Let's get into the github repository of django and try to locate where the source of this middleware is located. Open File in Github

A little Context on Django Middlewares.

In django, a middleware is just a request interceptor which has some hooks associated with it.

If you have zero experience, have a read here.

Some hooks are mentioned below...

  • process_view() is called just before Django calls the view.
  • process_request() is called just before Django parses the requst.

Now, you're ready to go into this journey.

In django, a csrf token contains two part mask and actual token. Each part contains 32 characters consisting of letters and digits.

CSRF_SECRET_LENGTH = 32
CSRF_TOKEN_LENGTH = 2 * CSRF_SECRET_LENGTH
CSRF_ALLOWED_CHARS = string.ascii_letters + string.digits

There are couple of helper methods defined there which help us to create a token, mask token, unmask token and compare tokens...

For this purpose.

 def _get_token(self, request):
        if settings.CSRF_USE_SESSIONS:
            #not important for this context.
        else:
            try:
                cookie_token = request.COOKIES[settings.CSRF_COOKIE_NAME]
            except KeyError:
                return None
            csrf_token = _sanitize_token(cookie_token)
            if csrf_token != cookie_token:
                request.csrf_cookie_needs_reset = True
            return csrf_token

This method extracts the token from the cookies using the CSRF_COOKIE_NAME as defined in the settings.

Now, let's go into the lifecycle.

def process_request(self, request):
        csrf_token = self._get_token(request)
        if csrf_token is not None:
            # Use same token next time.
            request.META['CSRF_COOKIE'] = csrf_token

This hook utilizes the above helper method to extract the token and save it in request.META.
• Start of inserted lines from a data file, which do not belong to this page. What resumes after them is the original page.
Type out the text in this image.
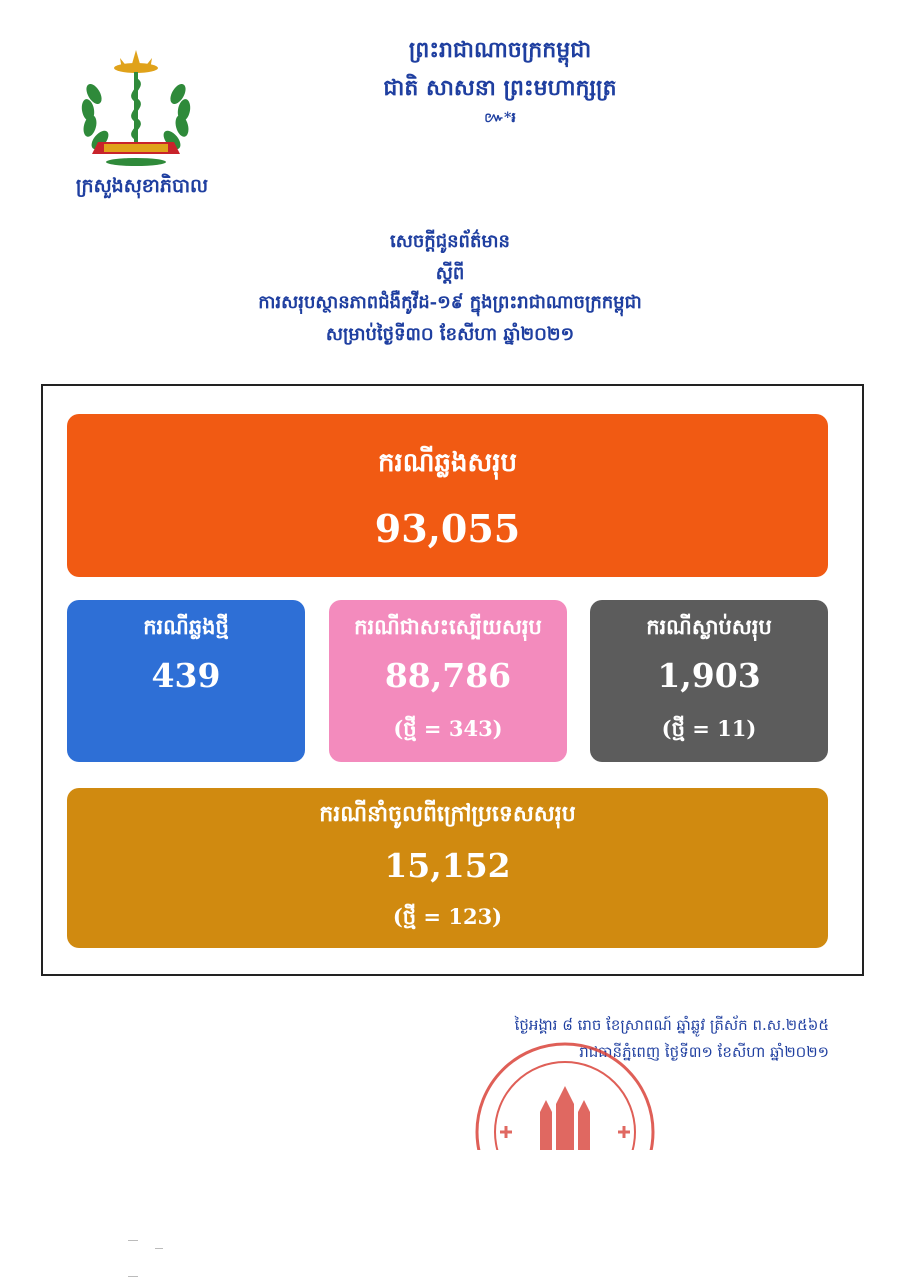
ព្រះរាជាណាចក្រកម្ពុជា
ជាតិ សាសនា ព្រះមហាក្សត្រ
៚*៛
ក្រសួងសុខាភិបាល
សេចក្ដីជូនព័ត៌មាន
ស្ដីពី
ការសរុបស្ថានភាពជំងឺកូវីដ-១៩ ក្នុងព្រះរាជាណាចក្រកម្ពុជា
សម្រាប់ថ្ងៃទី៣០ ខែសីហា ឆ្នាំ២០២១
ករណីឆ្លងសរុប
93,055
ករណីឆ្លងថ្មី
439
ករណីជាសះស្បើយសរុប
88,786
(ថ្មី = 343)
ករណីស្លាប់សរុប
1,903
(ថ្មី = 11)
ករណីនាំចូលពីក្រៅប្រទេសសរុប
15,152
(ថ្មី = 123)
ថ្ងៃអង្គារ ៨ រោច ខែស្រាពណ៍ ឆ្នាំឆ្លូវ ត្រីស័ក ព.ស.២៥៦៥
រាជធានីភ្នំពេញ ថ្ងៃទី៣១ ខែសីហា ឆ្នាំ២០២១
Now let's get into process_view.

if getattr(request, 'csrf_processing_done', False):
            return None

skipping checks if processing is already done.

if getattr(callback, 'csrf_exempt', False):
            return None

skipping checks if csrf_exempt is on.

if request.method not in ('GET', 'HEAD', 'OPTIONS', 'TRACE'):
    if getattr(request, '_dont_enforce_csrf_checks', False):
         return self._accept(request)

csrf token check is only done for put, patch, post and delete methods only. Also, it's worth nothing django doesn't accept post request without csrf tokens by default.

Then the check starts checking if the HTTP_REFERRER is valid or not.

request_csrf_token = ""
if request.method == "POST":
    try:
           request_csrf_token = request.POST.get('csrfmiddlewaretoken', '')
     except OSError:
            pass

Now, we get the token sent by the user in the request.

And then the django checks the token with the issued token.

request_csrf_token = _sanitize_token(request_csrf_token)
if not _compare_masked_tokens(request_csrf_token, csrf_token):
       return self._reject(request, REASON_BAD_TOKEN)

Now, I guess this also explains to you about django middleware. A middleware essentially captures a request in middle, and does something with it and it's upto the middleware whether to forward to next middleware / view or just drop it.